01 What is a relational database?

Overview

Teaching: 10 min
Exercises: 5 min
Questions
  • What is a relational database and why should I use it?

  • Why do tables have key columns?

  • What is SQL

Objectives
  • Define a relational database

  • Compare with other types of databases

Motivation

To start let’s orient ourselves in our project workflow. Previously we used Excel and OpenRefine to go from messy, human created data to cleaned, computer-readable data. Now we’re going to move to the next piece of the data workflow, using the computer to read in our data, so we can then access it for analysis and visualisation.

Dataset description

The data we will be using is a subset of data collected from the SAFI (Studying African Farmer-Led Irrigation) project. This project is looking at farming and irrigation methods. This is survey data relating to households and agriculture in Tanzania and Mozambique. The survey data was collected through interviews conducted between November 2016 and June 2017 using forms downloaded to Android Smartphones.

The survey covered such things as; household features (e.g. construction materials used, number of household members) on farms, agricultural practices (e.g. water usage, crops, plots), assets (e.g. number and types of livestock) and details about the household members.

What is a relational database?

A relational database is a collection of data items organised as a set of tables.
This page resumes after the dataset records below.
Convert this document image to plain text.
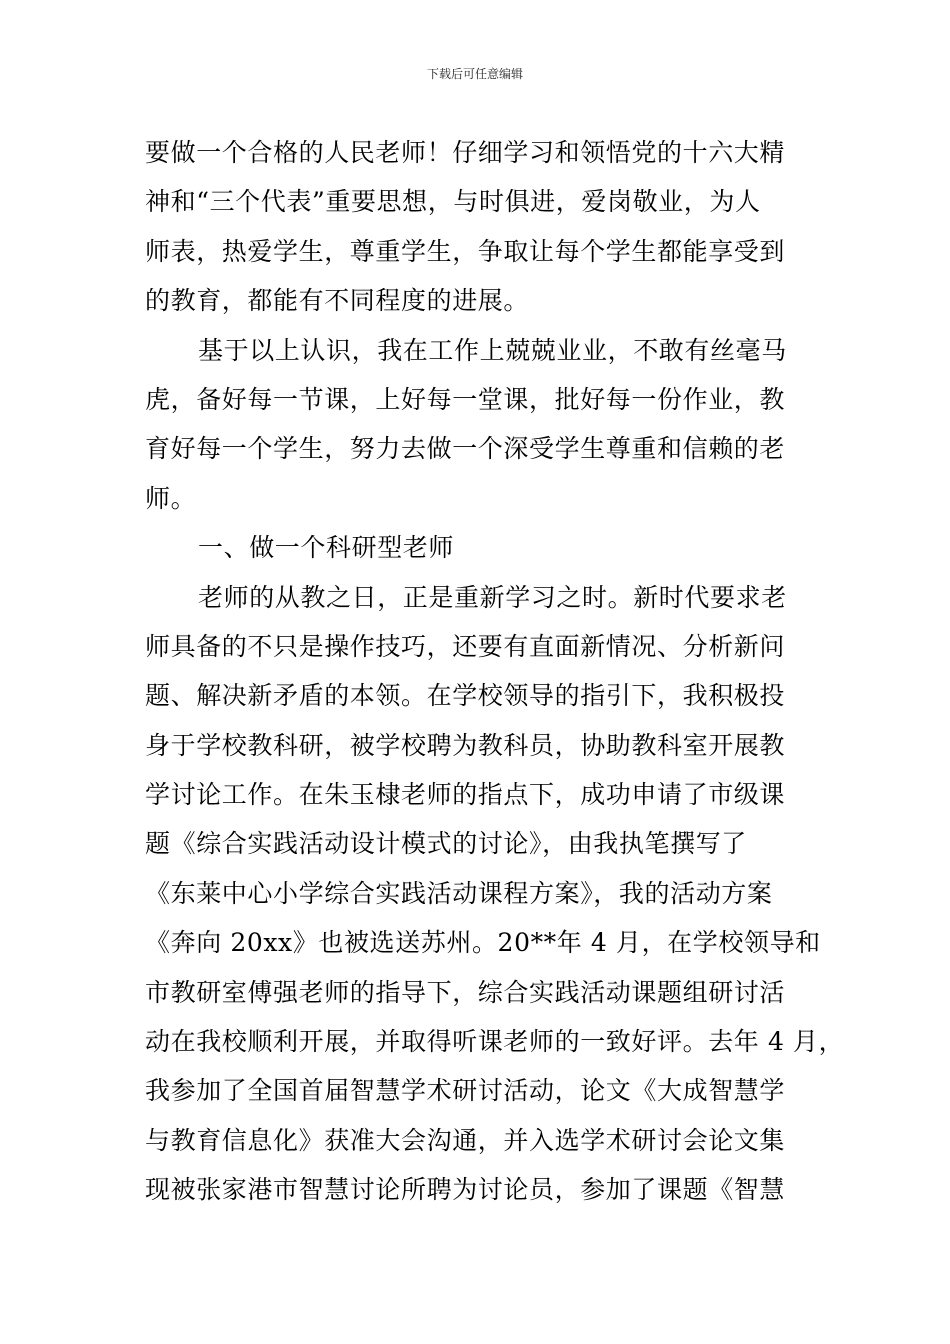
下载后可任意编辑
要做一个合格的人民老师！仔细学习和领悟党的十六大精
神和“三个代表”重要思想，与时俱进，爱岗敬业，为人
师表，热爱学生，尊重学生，争取让每个学生都能享受到
的教育，都能有不同程度的进展。
基于以上认识，我在工作上兢兢业业，不敢有丝毫马
虎，备好每一节课，上好每一堂课，批好每一份作业，教
育好每一个学生，努力去做一个深受学生尊重和信赖的老
师。
一、做一个科研型老师
老师的从教之日，正是重新学习之时。新时代要求老
师具备的不只是操作技巧，还要有直面新情况、分析新问
题、解决新矛盾的本领。在学校领导的指引下，我积极投
身于学校教科研，被学校聘为教科员，协助教科室开展教
学讨论工作。在朱玉棣老师的指点下，成功申请了市级课
题《综合实践活动设计模式的讨论》，由我执笔撰写了
《东莱中心小学综合实践活动课程方案》，我的活动方案
《奔向 20xx》也被选送苏州。20**年 4 月，在学校领导和
市教研室傅强老师的指导下，综合实践活动课题组研讨活
动在我校顺利开展，并取得听课老师的一致好评。去年 4 月，
我参加了全国首届智慧学术研讨活动，论文《大成智慧学
与教育信息化》获准大会沟通，并入选学术研讨会论文集
现被张家港市智慧讨论所聘为讨论员，参加了课题《智慧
Relationships can be defined between the data in one table and the data in another or many other tables.

The relational database system will provide mechanisms by which you can query the data in the tables, re-assemble the data in various ways without altering the data in the actual tables.
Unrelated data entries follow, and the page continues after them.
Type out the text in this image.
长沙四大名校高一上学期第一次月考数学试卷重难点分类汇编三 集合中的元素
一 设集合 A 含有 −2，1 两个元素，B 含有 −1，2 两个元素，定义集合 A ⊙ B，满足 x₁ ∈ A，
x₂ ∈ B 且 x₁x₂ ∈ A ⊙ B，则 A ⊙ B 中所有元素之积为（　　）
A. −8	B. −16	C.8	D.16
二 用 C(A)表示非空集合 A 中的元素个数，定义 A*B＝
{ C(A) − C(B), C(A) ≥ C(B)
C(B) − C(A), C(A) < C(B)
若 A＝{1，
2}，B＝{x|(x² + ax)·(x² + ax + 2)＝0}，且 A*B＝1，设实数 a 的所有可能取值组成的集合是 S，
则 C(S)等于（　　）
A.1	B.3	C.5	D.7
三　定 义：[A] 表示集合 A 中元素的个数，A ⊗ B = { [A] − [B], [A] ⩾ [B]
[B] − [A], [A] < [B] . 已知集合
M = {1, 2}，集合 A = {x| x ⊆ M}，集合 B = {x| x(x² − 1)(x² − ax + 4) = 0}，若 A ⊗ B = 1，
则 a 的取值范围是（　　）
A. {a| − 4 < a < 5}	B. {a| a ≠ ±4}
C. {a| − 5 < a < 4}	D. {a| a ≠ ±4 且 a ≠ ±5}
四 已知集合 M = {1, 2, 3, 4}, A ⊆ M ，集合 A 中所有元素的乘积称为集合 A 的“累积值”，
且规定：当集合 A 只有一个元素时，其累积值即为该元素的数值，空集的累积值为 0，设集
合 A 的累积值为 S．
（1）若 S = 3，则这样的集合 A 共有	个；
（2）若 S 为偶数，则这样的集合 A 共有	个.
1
This querying is usually done using SQL (Structured Query Language). SQL allows queries to be constructed from the use of only a few keywords. Databases are designed to allow efficient querying against very large tables, more than the 1M rows allowed in an Excel spreadsheet.

What is a table?

As were have noted above, a single table is very much like a spreadsheet. It has rows and it has columns. A row represents a single observation and the columns represents the various variables contained within that observation. Often one or more columns in a row will be designated as a ‘primary key’. This column or combination of columns can be used to uniquely identify a specific row in the table.
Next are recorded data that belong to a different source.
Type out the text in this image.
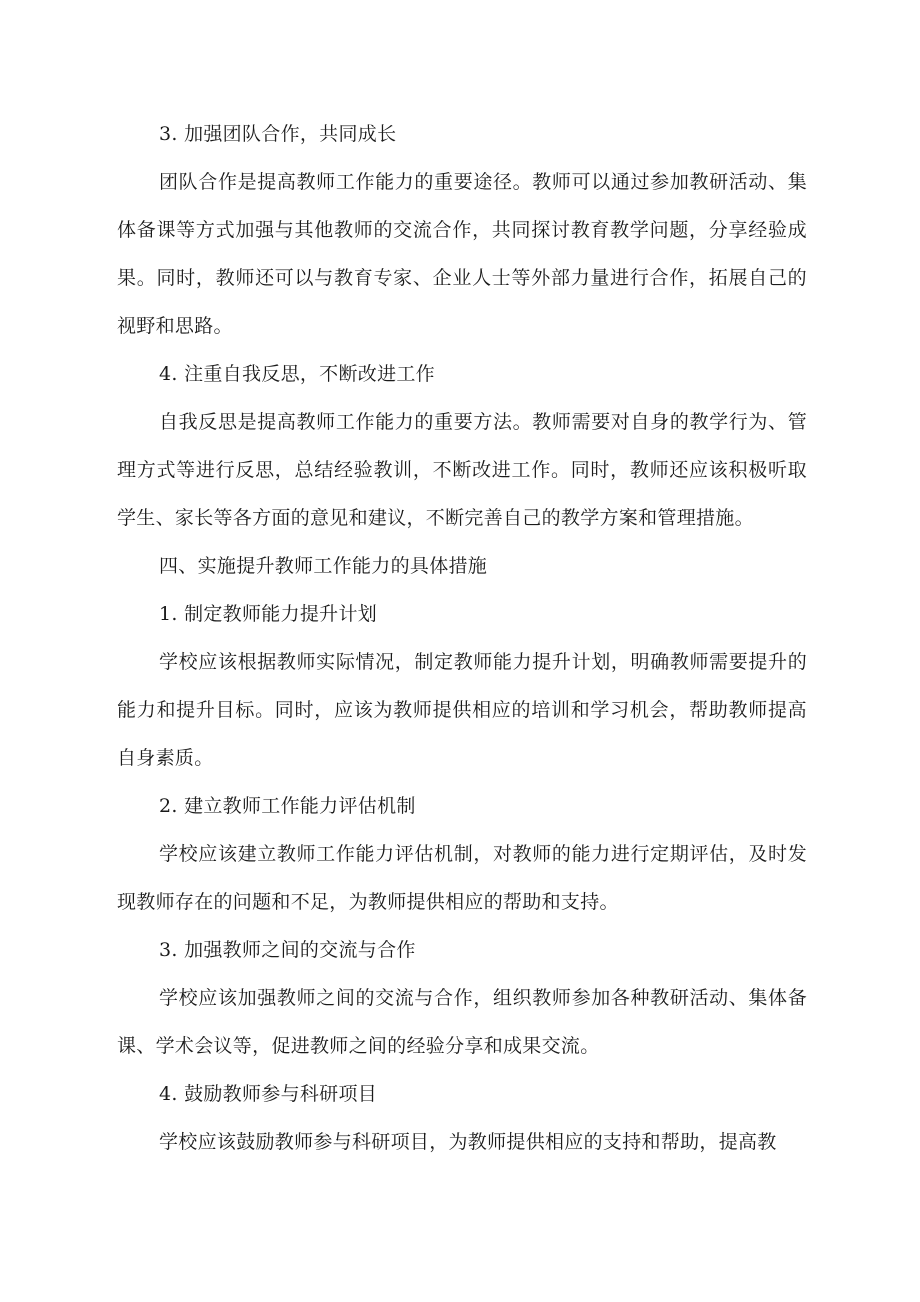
3. 加强团队合作，共同成长

团队合作是提高教师工作能力的重要途径。教师可以通过参加教研活动、集体备课等方式加强与其他教师的交流合作，共同探讨教育教学问题，分享经验成果。同时，教师还可以与教育专家、企业人士等外部力量进行合作，拓展自己的视野和思路。

4. 注重自我反思，不断改进工作

自我反思是提高教师工作能力的重要方法。教师需要对自身的教学行为、管理方式等进行反思，总结经验教训，不断改进工作。同时，教师还应该积极听取学生、家长等各方面的意见和建议，不断完善自己的教学方案和管理措施。

四、实施提升教师工作能力的具体措施

1. 制定教师能力提升计划

学校应该根据教师实际情况，制定教师能力提升计划，明确教师需要提升的能力和提升目标。同时，应该为教师提供相应的培训和学习机会，帮助教师提高自身素质。

2. 建立教师工作能力评估机制

学校应该建立教师工作能力评估机制，对教师的能力进行定期评估，及时发现教师存在的问题和不足，为教师提供相应的帮助和支持。

3. 加强教师之间的交流与合作

学校应该加强教师之间的交流与合作，组织教师参加各种教研活动、集体备课、学术会议等，促进教师之间的经验分享和成果交流。

4. 鼓励教师参与科研项目

学校应该鼓励教师参与科研项目，为教师提供相应的支持和帮助，提高教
The columns typically have a name associated with them indicating the variable name. A column always represents the same variable for each row contained in the table. Because of this the data in each column will always be of the same type, such as an Integer or Text, of values for all of the rows in the table. Datatypes are discussed in the next section.

Table description

Setup

We use DB Browser for SQLite and the SQL SAFI database/dataset throughout this lesson. See the setup instructions on how to download the data, and also how to install the DB Browser for SQLite.

Key Points

  • A relational database is data organised as a collection of related tables

  • SQL (Structured Query Language) is used to extract data from the tables. Either a single table or data spread across two or more related tables.